Physicists who predicted the structure of the proton to be awarded the prestigious EPS High Energy Physics prize
The has been awarded jointly to five theoretical physicists: James D. Bjorken (SLAC National Accelerator Laboratory, Stanford, USA) "for his prediction of scaling behaviour in the structure of the proton that led to a new understanding of the strong interaction" and to Guido Altarelli (University of Roma Tre, Rome, Italy and CERN, Geneva, Switzerland), Yuri Dokshitzer (Laboratory of Theoretical and High Energy Physics, Paris, France and St. Petersburg Nuclear Physics Institute, Gatchina, Russia), Lev N. Lipatov (National Research Center "Kurchatov Institute", Petersburg Nuclear Physics Institute, Gatchina, Russia) and Giorgio Parisi (University of Rome, La Sapienza, Rome, Italy) "for developing a probabilistic field theory framework for the dynamics of quarks and gluons, enabling a quantitative understanding of high-energy collisions involving hadrons."
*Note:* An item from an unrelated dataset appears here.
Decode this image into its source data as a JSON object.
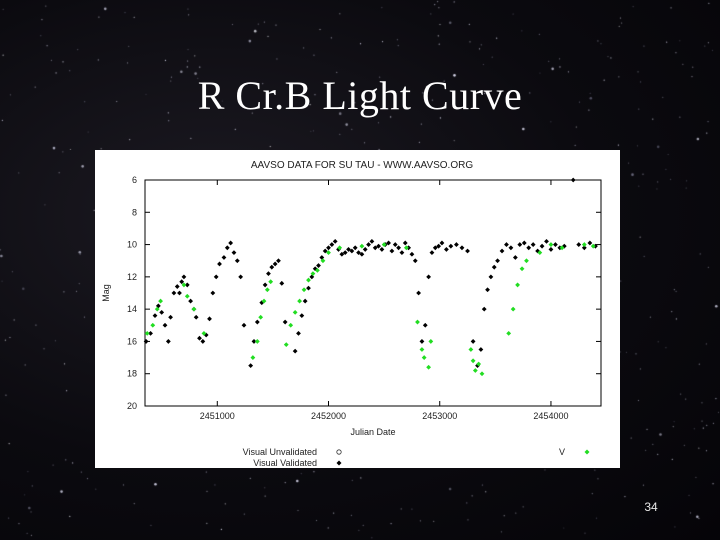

The award ceremony will take place at the EPS-HEP 2015 conference in Vienna (http://epshep2015.eu/) on 27 July.
In the quest for understanding the deep structure of matter, it was clear by the end of 1950s that the nucleus consists of smaller constituents, protons and neutrons, called nucleons. It was also proposed that these particles were in fact composite, and made of smaller particles called quarks.
However, physicists had no idea of how to observe these smaller pieces, nor did they have a theory that could consistently describe their dynamical properties. In 1968, J.D. Bjorken investigated the mathematical properties of the scattering of highly energetic electrons off protons, the so-called deep-inelastic scattering, in the hypothetical limit when the protons have infinite momentum. He found that the structure of the proton should then be independent of the energy transferred from the electron, as the quantity that determines the resolution scale. This property, called scaling behaviour of the proton structure, led him to propose that the scattering of the electron occurs on point-like constituents of the proton, dubbed partons. His findings were soon confirmed experimentally, and the partons coincided with the quarks postulated earlier.
These developments eventually led to the construction of a quantum field theory of the strong interaction: quantum chromo-dynamics (QCD). The resulting parton model introduces probabilistic momentum distributions for partons (duly identified as quarks and the gluons that bind them) inside the proton. Collisions involving energetic protons are described by elementary collision processes with partons in the initial state. A consistent formulation of this parton-model picture in the context of QCD perturbation theory was achieved in 1977 by G. Altarelli and G. Parisi, as well as independently by Y.
Dokshitzer who built on earlier work of V.N. Gribov and L.N. Lipatov. Although physicists are still not able to compute the momentum distributions in the proton, the equations derived in 1977, called DGLAP evolution equations, describe the QCD-induced variation of parton momentum distributions with the resolution scale. Furthermore, they provide a physical explanation of logarithmic deviations from Bjorken scaling in terms of parton radiation prior to their violent interaction. The QCD-improved parton model is a very successful framework that has been validated experimentally to high precision on a multitude of experimental measurements. At present it forms the basis of precise quantitative predictions of cross sections for scattering processes at hadron colliders. As such it is a cornerstone of the interpretation of all measurements at the Large Hadron Collider, including not only processes with already known particles in the final state but also searches for new particles, such as the Higgs boson discovered in 2012.
Professor Yves Sirois (Ecole Polytechnique Paris), the current secretary of the EPS HEPP Board, said, "This prize recognizes essential theoretical contributions that paved the way to the modern understanding of scattering processes involving hadrons, allowing ultimately to interpret the data of many generations of leading experiments at HERA, the Tevatron, and the LHC colliders in terms of the fundamental processes involving quarks and gluons".